Background
Charles Hyacinth McKenna was the eighth child in Francis and Anna (Gillespie) McKenna's family of ten. He was born in Fallalea, County Derry, Ireland. His mother was a McDonald, her grandfather having assumed the name Gillespie for reasons of prudence, since he had supported the cause of the Pretender. Her husband's death and the famine forced her in 1848 to take five of her children to her brother in Lancaster, Pennsylvania.
Education
Charles, who was left with an older brother on the farm in Ireland, was tutored by a kinsman, Father John McKenna, and attended a national school until 1851, when he joined his mother. Two years in a public school, where he was ridiculed because of his brogue, corrected his speech, for which benefit he was later thankful. From 1853 to 1859 he labored as an apprentice and journeyman stone-cutter in Lancaster, Philadelphia, St. Louis, and finally in Dubuque, Iowa, near which place the McKennas had settled in an Irish rural colony. McKenna, however, never abandoned the hope of studying for the priesthood as soon as he had provided a competence for his mother. Through his zeal in parochial societies, he became a friend of Bishop Clement Smyth, who tutored him in Latin and brought his case to the attention of the Dominican provincial, Joseph A. Kelly, who sent him to the college at Sinsinawa Mound. The self-trained artisan learned rapidly, spending his spare time in the study of Latin and hagiology or in labor on the grounds.
Career
Completing his novitiate at St. Joseph's Priory, Somerset, Ohio, he was professed as Brother Hyacinth, April 20, 1863. His course in theology was broken and hurried because of the burning of St.
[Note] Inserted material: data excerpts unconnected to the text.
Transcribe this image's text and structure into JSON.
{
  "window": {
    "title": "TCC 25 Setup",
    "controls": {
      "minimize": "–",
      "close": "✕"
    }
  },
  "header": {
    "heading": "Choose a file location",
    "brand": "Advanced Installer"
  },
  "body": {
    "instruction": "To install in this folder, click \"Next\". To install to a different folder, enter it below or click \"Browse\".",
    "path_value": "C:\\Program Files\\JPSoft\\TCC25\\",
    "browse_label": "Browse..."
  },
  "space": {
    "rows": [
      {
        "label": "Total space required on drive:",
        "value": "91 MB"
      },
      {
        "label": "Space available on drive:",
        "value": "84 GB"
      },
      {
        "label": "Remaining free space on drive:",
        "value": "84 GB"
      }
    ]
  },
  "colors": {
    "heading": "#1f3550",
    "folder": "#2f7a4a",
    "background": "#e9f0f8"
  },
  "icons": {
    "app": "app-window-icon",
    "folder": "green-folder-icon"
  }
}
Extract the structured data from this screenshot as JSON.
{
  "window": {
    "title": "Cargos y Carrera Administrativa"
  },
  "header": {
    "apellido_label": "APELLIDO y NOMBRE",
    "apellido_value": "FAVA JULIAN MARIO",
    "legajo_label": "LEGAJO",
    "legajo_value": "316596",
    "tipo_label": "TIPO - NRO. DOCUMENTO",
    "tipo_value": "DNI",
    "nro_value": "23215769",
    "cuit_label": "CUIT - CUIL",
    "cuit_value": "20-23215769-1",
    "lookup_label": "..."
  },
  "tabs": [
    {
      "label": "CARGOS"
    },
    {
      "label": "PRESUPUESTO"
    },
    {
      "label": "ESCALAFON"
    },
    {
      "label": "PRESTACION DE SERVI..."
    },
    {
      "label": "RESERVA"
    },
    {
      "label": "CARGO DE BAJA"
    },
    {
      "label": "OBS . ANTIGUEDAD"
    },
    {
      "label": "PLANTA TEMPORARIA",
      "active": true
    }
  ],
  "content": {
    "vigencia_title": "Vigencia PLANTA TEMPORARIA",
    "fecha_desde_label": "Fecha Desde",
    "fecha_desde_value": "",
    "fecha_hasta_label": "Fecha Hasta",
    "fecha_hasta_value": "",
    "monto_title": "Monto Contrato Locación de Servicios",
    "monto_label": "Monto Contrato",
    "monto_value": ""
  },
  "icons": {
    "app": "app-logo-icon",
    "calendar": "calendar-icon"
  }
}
Joseph's and the ravages of war, but on his transfer to St. Rose's Priory, Springfield, Kentucky, he read widely and was ordained priest in Cincinnati, on October 13, 1867, by Archbishop Purcell. Returning to St. Rose's as assistant master of novices, he soon became master and sub-prior as well as pastor of the local congregation. Recognizing his latent possibilities as a preacher, his superiors ordered the young friar to the priory and church of St. Vincent Ferrer in New York, where the mission band made its headquarters. As a missionary, Father McKenna gradually developed into a powerful preacher who appealed especially to the laboring class with whose problems he sympathized. Association with the noted Irish Dominican, Father Tom Burke, schooled him in the orator's devices of dramatic appeal. For forty-four years, he preached the fundamentals of Catholicism in Catholic missions throughout the land, led retreats in colleges and seminaries, gave lectures for non-Catholics, and delivered occasional addresses on Irish historical subjects. In 1886, he was worried lest he be named bishop of Providence. At various times, as a relief from overwork, he visited the shrines of Europe and the Holy Land; but finally in 1914, he was forced to retire to the Dominican House of Studies in Washington. He died in Jacksonville, Florida.
Personality
A Methodist neighbor, writing of Father McKenna's days at St. Vincent Ferrer's, described him as "a holy man entirely separate from the world, night and day either before the altar or among the most miserable of the living and dying", while Cardinal Gibbons considered him one of the greatest American missionaries. His special concern was Catholic societies--the Catholic Knights of America, St. Vincent Ferrer's Union in New York, of which he was a founder, the Angelic Warfare Society, and the Junior Holy Name Society.